There are severe consequences to scraping. Your site could be penalized if copied content is indexed before yours, and you might lose rank.

Copyscape is a tool that will support you in determining if someone has plagiarized your content. Ask the webmaster to delete your content if they have. Report them if they refuse to remove your content (or don’t respond) by filling in the Google Copyright Removing form.

4. Google My Business Monitor

Your brand reputation is built and maintained by hard work. Customers love you. Negative reviews are not good, but they can be used as learning opportunities to improve. What about negative thoughts that are a tsunami?

If you haven’t made any public PR blunders recently, a slew of negative reviews could indicate that some-one is trying to flood your site with fake feedback. These can cause severe damage to your reputation if you don’t act quickly.

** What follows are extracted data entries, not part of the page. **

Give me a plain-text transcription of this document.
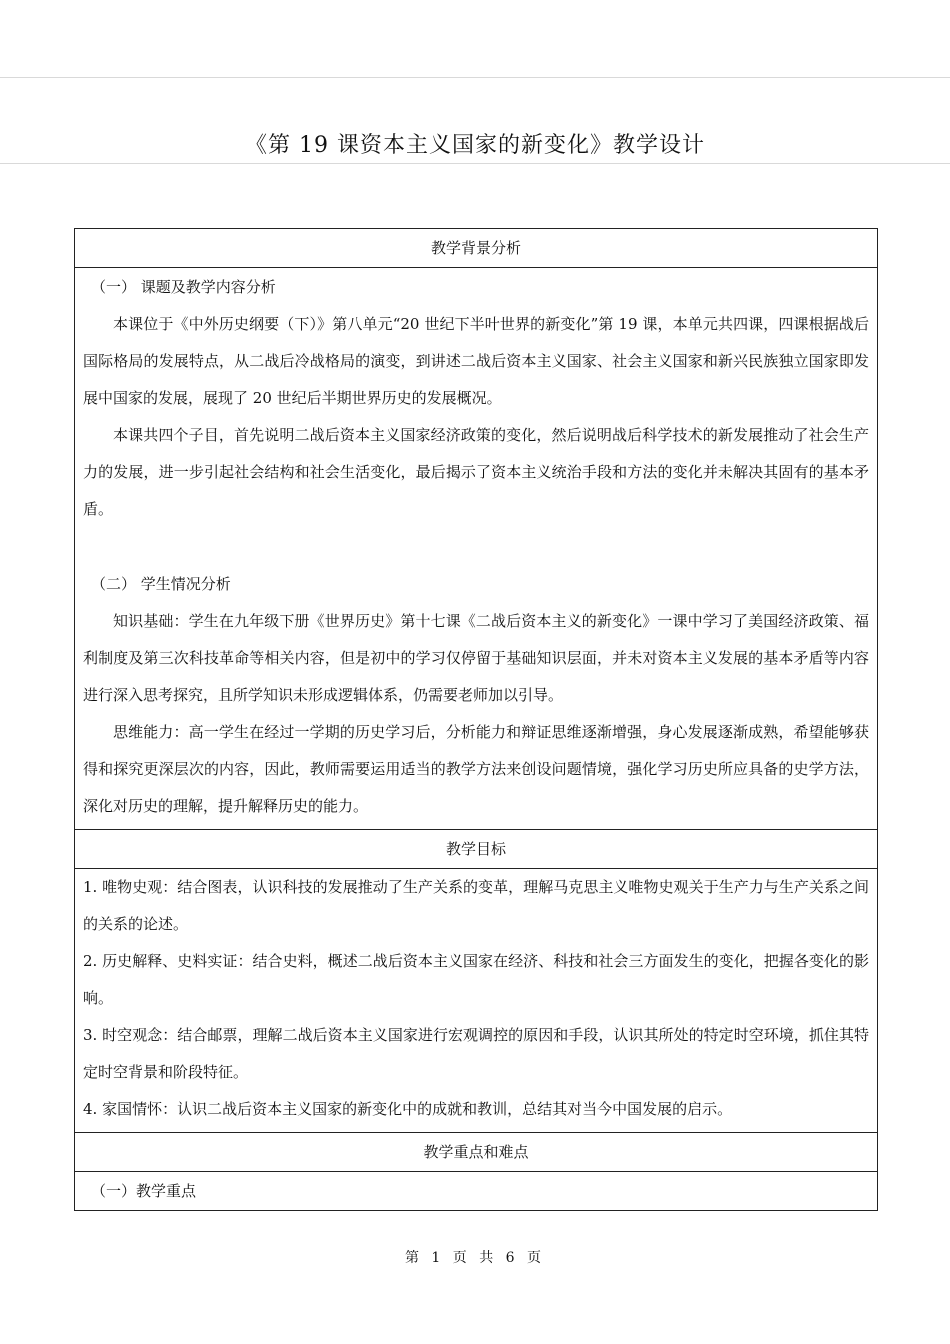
《第 19 课资本主义国家的新变化》教学设计
教学背景分析

（一） 课题及教学内容分析

本课位于《中外历史纲要（下）》第八单元“20 世纪下半叶世界的新变化”第 19 课，本单元共四课，四课根据战后国际格局的发展特点，从二战后冷战格局的演变，到讲述二战后资本主义国家、社会主义国家和新兴民族独立国家即发展中国家的发展，展现了 20 世纪后半期世界历史的发展概况。

本课共四个子目，首先说明二战后资本主义国家经济政策的变化，然后说明战后科学技术的新发展推动了社会生产力的发展，进一步引起社会结构和社会生活变化，最后揭示了资本主义统治手段和方法的变化并未解决其固有的基本矛盾。

（二） 学生情况分析

知识基础：学生在九年级下册《世界历史》第十七课《二战后资本主义的新变化》一课中学习了美国经济政策、福利制度及第三次科技革命等相关内容，但是初中的学习仅停留于基础知识层面，并未对资本主义发展的基本矛盾等内容进行深入思考探究，且所学知识未形成逻辑体系，仍需要老师加以引导。

思维能力：高一学生在经过一学期的历史学习后，分析能力和辩证思维逐渐增强，身心发展逐渐成熟，希望能够获得和探究更深层次的内容，因此，教师需要运用适当的教学方法来创设问题情境，强化学习历史所应具备的史学方法，深化对历史的理解，提升解释历史的能力。

教学目标

1. 唯物史观：结合图表，认识科技的发展推动了生产关系的变革，理解马克思主义唯物史观关于生产力与生产关系之间的关系的论述。

2. 历史解释、史料实证：结合史料，概述二战后资本主义国家在经济、科技和社会三方面发生的变化，把握各变化的影响。

3. 时空观念：结合邮票，理解二战后资本主义国家进行宏观调控的原因和手段，认识其所处的特定时空环境，抓住其特定时空背景和阶段特征。

4. 家国情怀：认识二战后资本主义国家的新变化中的成就和教训，总结其对当今中国发展的启示。

教学重点和难点

（一）教学重点
第 1 页 共 6 页
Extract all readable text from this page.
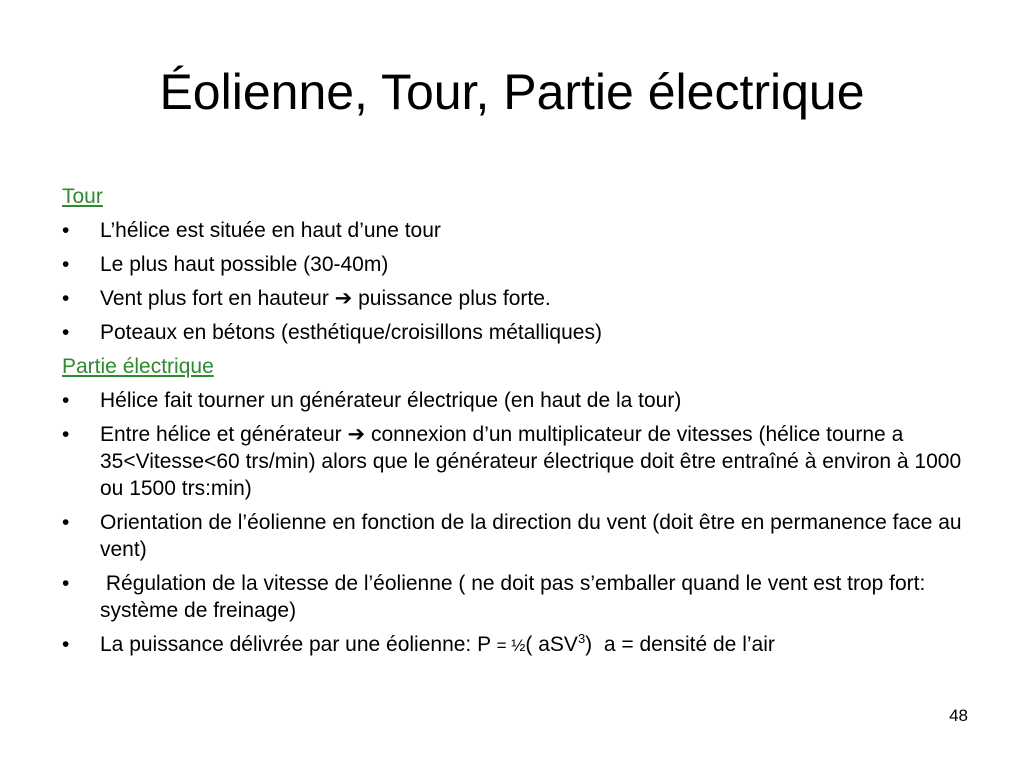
Éolienne, Tour, Partie électrique
Tour
•	L’hélice est située en haut d’une tour
•	Le plus haut possible (30-40m)
•	Vent plus fort en hauteur ➔ puissance plus forte.
•	Poteaux en bétons (esthétique/croisillons métalliques)
Partie électrique
•	Hélice fait tourner un générateur électrique (en haut de la tour)
•	Entre hélice et générateur ➔ connexion d’un multiplicateur de vitesses (hélice tourne a 35<Vitesse<60 trs/min) alors que le générateur électrique doit être entraîné à environ à 1000 ou 1500 trs:min)
•	Orientation de l’éolienne en fonction de la direction du vent (doit être en permanence face au vent)
•	Régulation de la vitesse de l’éolienne ( ne doit pas s’emballer quand le vent est trop fort: système de freinage)
•	La puissance délivrée par une éolienne: P = ½( aSV$^3$)  a = densité de l’air
48
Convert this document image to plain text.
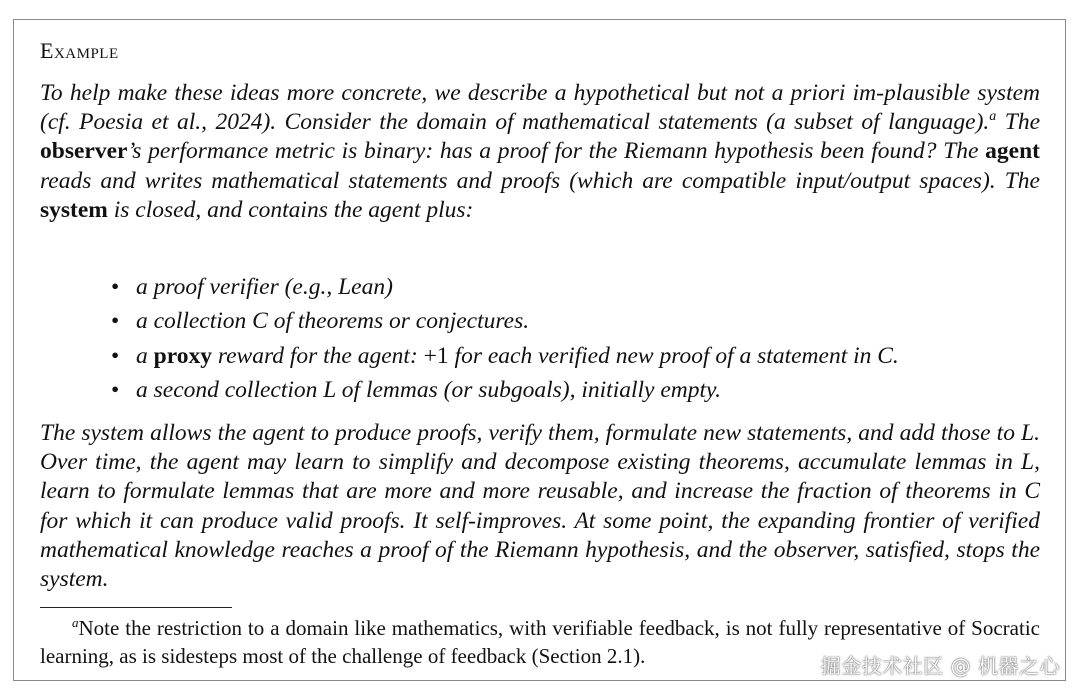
Example

To help make these ideas more concrete, we describe a hypothetical but not a priori im-plausible system (cf. Poesia et al., 2024). Consider the domain of mathematical statements (a subset of language).$^a$ The observer’s performance metric is binary: has a proof for the Riemann hypothesis been found? The agent reads and writes mathematical statements and proofs (which are compatible input/output spaces). The system is closed, and contains the agent plus:

• a proof verifier (e.g., Lean)
• a collection C of theorems or conjectures.
• a proxy reward for the agent: +1 for each verified new proof of a statement in C.
• a second collection L of lemmas (or subgoals), initially empty.

The system allows the agent to produce proofs, verify them, formulate new statements, and add those to L. Over time, the agent may learn to simplify and decompose existing theorems, accumulate lemmas in L, learn to formulate lemmas that are more and more reusable, and increase the fraction of theorems in C for which it can produce valid proofs. It self-improves. At some point, the expanding frontier of verified mathematical knowledge reaches a proof of the Riemann hypothesis, and the observer, satisfied, stops the system.

$^a$Note the restriction to a domain like mathematics, with verifiable feedback, is not fully representative of Socratic learning, as is sidesteps most of the challenge of feedback (Section 2.1).	掘金技术社区 @ 机器之心
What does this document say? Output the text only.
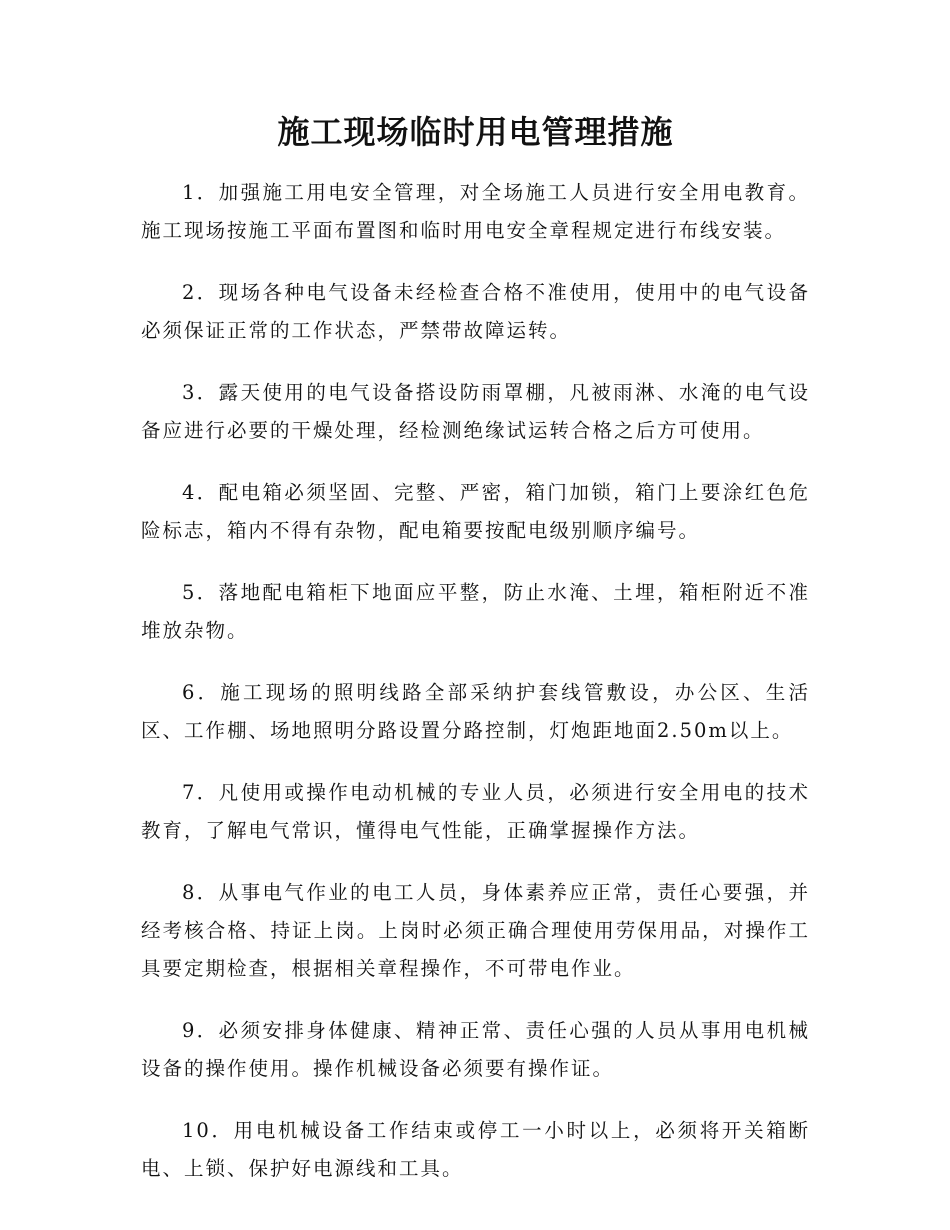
施工现场临时用电管理措施

1．加强施工用电安全管理，对全场施工人员进行安全用电教育。施工现场按施工平面布置图和临时用电安全章程规定进行布线安装。

2．现场各种电气设备未经检查合格不准使用，使用中的电气设备必须保证正常的工作状态，严禁带故障运转。

3．露天使用的电气设备搭设防雨罩棚，凡被雨淋、水淹的电气设备应进行必要的干燥处理，经检测绝缘试运转合格之后方可使用。

4．配电箱必须坚固、完整、严密，箱门加锁，箱门上要涂红色危险标志，箱内不得有杂物，配电箱要按配电级别顺序编号。

5．落地配电箱柜下地面应平整，防止水淹、土埋，箱柜附近不准堆放杂物。

6．施工现场的照明线路全部采纳护套线管敷设，办公区、生活区、工作棚、场地照明分路设置分路控制，灯炮距地面2.50m以上。

7．凡使用或操作电动机械的专业人员，必须进行安全用电的技术教育，了解电气常识，懂得电气性能，正确掌握操作方法。

8．从事电气作业的电工人员，身体素养应正常，责任心要强，并经考核合格、持证上岗。上岗时必须正确合理使用劳保用品，对操作工具要定期检查，根据相关章程操作，不可带电作业。

9．必须安排身体健康、精神正常、责任心强的人员从事用电机械设备的操作使用。操作机械设备必须要有操作证。

10．用电机械设备工作结束或停工一小时以上，必须将开关箱断电、上锁、保护好电源线和工具。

It would support if you kept an eye on Google My Business listings and your online reputation with social media listening software.

Here are some ways to report and flag fake reviews

  1. Google Maps allows you to search for your business.
  2. Choose your business from the search results.
  3. In the left panel, click Summary # Reviews.
  4. Flag fake reviews
  5. Complete the Report Form.

5. Monitor Your Keywords’ Click-Thru Rate

Bartosz Goralewicz noticed something odd in late 2014. A client’s website received thousands of hits but then would bounce immediately. This started to affect their rankings. User experience is a prominent signal, and this didn’t look good UX.

The truth was that a bot was programmed to target keywords, land on competitor websites, bounce, and create a false SERP bounce.

This insidious attack can be challenging to spot if you don’t monitor your keywords’ CTR. Log in to the Google Search Console, click Search traffic > Search analytics, then look at the CTR for all keywords. Contact Google if you see a significant spike in traffic for no apparent reason and ask them to disavow the links.